Through the Eye of the Tiger: The Rock N’ Roll Life of Survivor’s Founding Member, by Jim Peterik

Title: Through the Eye of the Tiger

Author: Jim Peterik

Publisher: Benbella Books

Publication Date: September 23, 2014

Jim Peterik


I wasn’t even aware of the name Jim Peterik and didn’t know a great deal about the music of Survivor, but the book came recommended from a friend stating I’d enjoy it anyway, which I did. Peterik grew up in an immigrant family in a suburb of Chicago (Berwyn) and got interested in music at an early age. Then with some high school and neighborhood buddies formed the Ides of March while still in high school. Their song “Vehicle” became a smash hit and a few others became nearly as big. After marrying his high school sweetheart (still married, 42 years!) and a stint writing some jingles, Peterik then with some experience behind his belt, sets his sights higher and wants to form a band even bigger than the Ides.

He gathers up some more Midwestern guys and forms Survivor (including guitarist Frankie Sullivan, who later in the story, would become Peterik’s nemesis). The band played the club circuit, basically playing their asses off until a call comes from Sylvester Stallone looking for a song for his latest Rocky movie (Rocky 3). Pererik and Sullivan wrote “Eye of the Tiger” and the rest is history (apparently Stallone couldn’t get the rights to Queen’s “Another One Bites the Dust”).

The band was never able to follow up the success of “Tiger,” not for lack of trying. and just to be clear, they did score other top 10 hits, just nothing as monstrously popular as “Eye of the Tiger.” Eventually in Survivor Peterik felt like he was being relegated to sideman status by Sullivan, being pushed further to the back of the stage while Frankie gave him dirty looks through most of the gig; it didn’t help that Peterik admits to being passive aggressive for many years in the band and not taking a stand.
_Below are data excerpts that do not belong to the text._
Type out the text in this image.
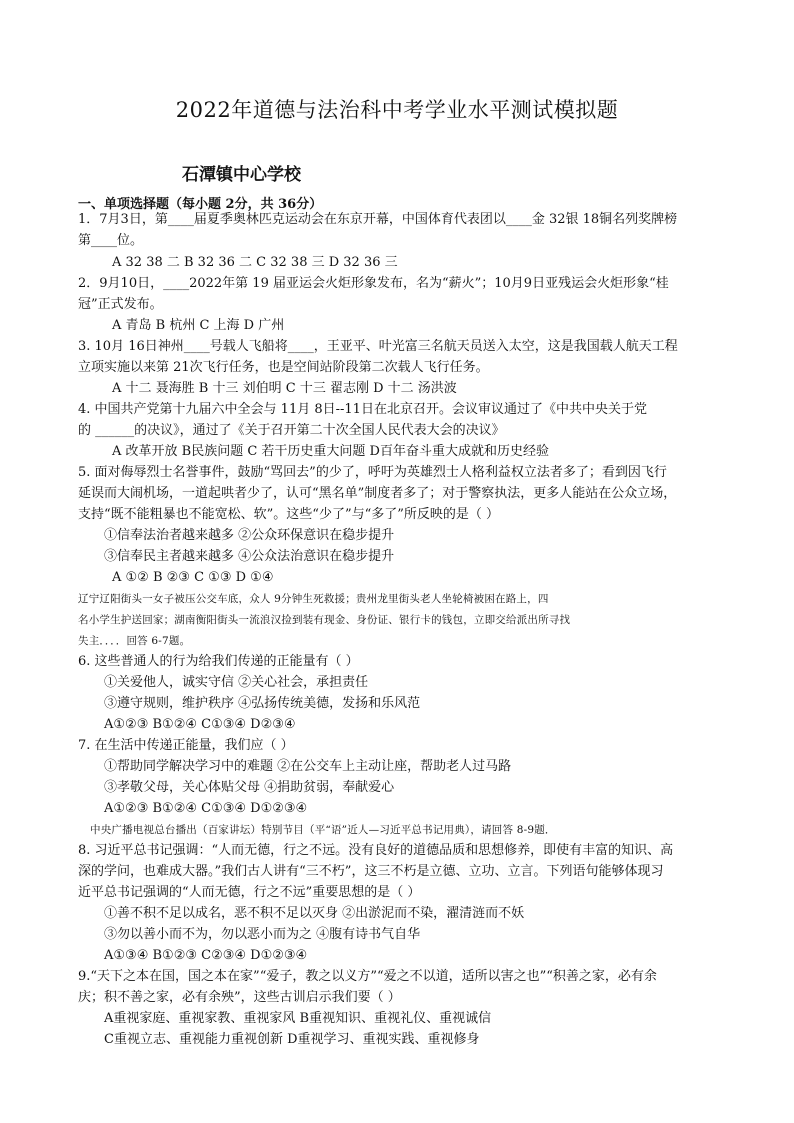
2022年道德与法治科中考学业水平测试模拟题
石潭镇中心学校
一、单项选择题（每小题 2分，共 36分）
1．7月3日，第____届夏季奥林匹克运动会在东京开幕，中国体育代表团以____金 32银 18铜名列奖牌榜
第____位。
A 32 38 二 B 32 36 二 C 32 38 三 D 32 36 三
2．9月10日，____2022年第 19 届亚运会火炬形象发布，名为“薪火”；10月9日亚残运会火炬形象“桂
冠”正式发布。
A 青岛 B 杭州 C 上海 D 广州
3. 10月 16日神州____号载人飞船将____，王亚平、叶光富三名航天员送入太空，这是我国载人航天工程
立项实施以来第 21次飞行任务，也是空间站阶段第二次载人飞行任务。
A 十二 聂海胜 B 十三 刘伯明 C 十三 翟志刚 D 十二 汤洪波
4. 中国共产党第十九届六中全会与 11月 8日--11日在北京召开。会议审议通过了《中共中央关于党
的 ______的决议》，通过了《关于召开第二十次全国人民代表大会的决议》
A 改革开放 B民族问题 C 若干历史重大问题 D百年奋斗重大成就和历史经验
5. 面对侮辱烈士名誉事件，鼓励“骂回去”的少了，呼吁为英雄烈士人格利益权立法者多了；看到因飞行
延误而大闹机场，一道起哄者少了，认可“黑名单”制度者多了；对于警察执法，更多人能站在公众立场，
支持“既不能粗暴也不能宽松、软”。这些“少了”与“多了”所反映的是（ ）
①信奉法治者越来越多 ②公众环保意识在稳步提升
③信奉民主者越来越多 ④公众法治意识在稳步提升
A ①② B ②③ C ①③ D ①④
辽宁辽阳街头一女子被压公交车底，众人 9分钟生死救援；贵州龙里街头老人坐轮椅被困在路上，四
名小学生护送回家；湖南衡阳街头一流浪汉捡到装有现金、身份证、银行卡的钱包，立即交给派出所寻找
失主．．．．回答 6-7题。
6. 这些普通人的行为给我们传递的正能量有（ ）
①关爱他人，诚实守信 ②关心社会，承担责任
③遵守规则，维护秩序 ④弘扬传统美德，发扬和乐风范
A①②③ B①②④ C①③④ D②③④
7. 在生活中传递正能量，我们应（ ）
①帮助同学解决学习中的难题 ②在公交车上主动让座，帮助老人过马路
③孝敬父母，关心体贴父母 ④捐助贫弱，奉献爱心
A①②③ B①②④ C①③④ D①②③④
中央广播电视总台播出（百家讲坛）特别节目（平“语”近人—习近平总书记用典），请回答 8-9题．
8. 习近平总书记强调：“人而无德，行之不远。没有良好的道德品质和思想修养，即使有丰富的知识、高
深的学问，也难成大器。”我们古人讲有“三不朽”，这三不朽是立德、立功、立言。下列语句能够体现习
近平总书记强调的“人而无德，行之不远”重要思想的是（ ）
①善不积不足以成名，恶不积不足以灭身 ②出淤泥而不染，濯清涟而不妖
③勿以善小而不为，勿以恶小而为之 ④腹有诗书气自华
A①③④ B①②③ C②③④ D①②③④
9.“天下之本在国，国之本在家”“爱子，教之以义方”“爱之不以道，适所以害之也”“积善之家，必有余
庆；积不善之家，必有余殃”，这些古训启示我们要（ ）
A重视家庭、重视家教、重视家风 B重视知识、重视礼仪、重视诚信
C重视立志、重视能力重视创新 D重视学习、重视实践、重视修身
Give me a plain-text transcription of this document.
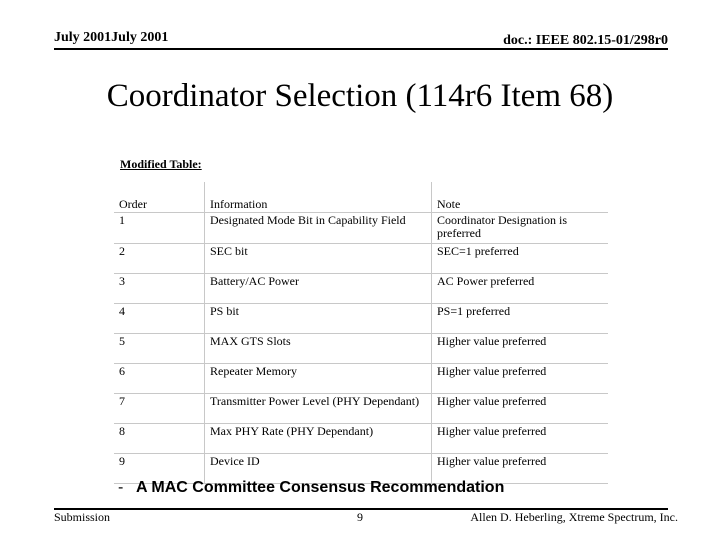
July 2001July 2001	doc.: IEEE 802.15-01/298r0
Coordinator Selection (114r6 Item 68)
Modified Table:
Order	Information	Note
1	Designated Mode Bit in Capability Field	Coordinator Designation is preferred
2	SEC bit	SEC=1 preferred
3	Battery/AC Power	AC Power preferred
4	PS bit	PS=1 preferred
5	MAX GTS Slots	Higher value preferred
6	Repeater Memory	Higher value preferred
7	Transmitter Power Level (PHY Dependant)	Higher value preferred
8	Max PHY Rate (PHY Dependant)	Higher value preferred
9	Device ID	Higher value preferred
- A MAC Committee Consensus Recommendation
Submission	9	Allen D. Heberling, Xtreme Spectrum, Inc.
Throughout the book Peterik comes off like a genuinely nice guy who was able to avoid basically all of the trappings of being a rock star—here’s a story in the book of him walking out of a hotel room where Led Zeppelin was partying: “Not my scene, man.” In fact, this is one of the few rock autobiographies you’ll read where the author didn’t have several stints at rehab and several ex-wives. Not that Peterik didn’t have his issues, just not a fall from grace that was like a tumble off of a mountain. Despite the fact that Peterik is a normal Joe, erm, Normal Jim (the guy still lives in a Chicago suburb) don’t equate that with a boring book. It’s anything but that.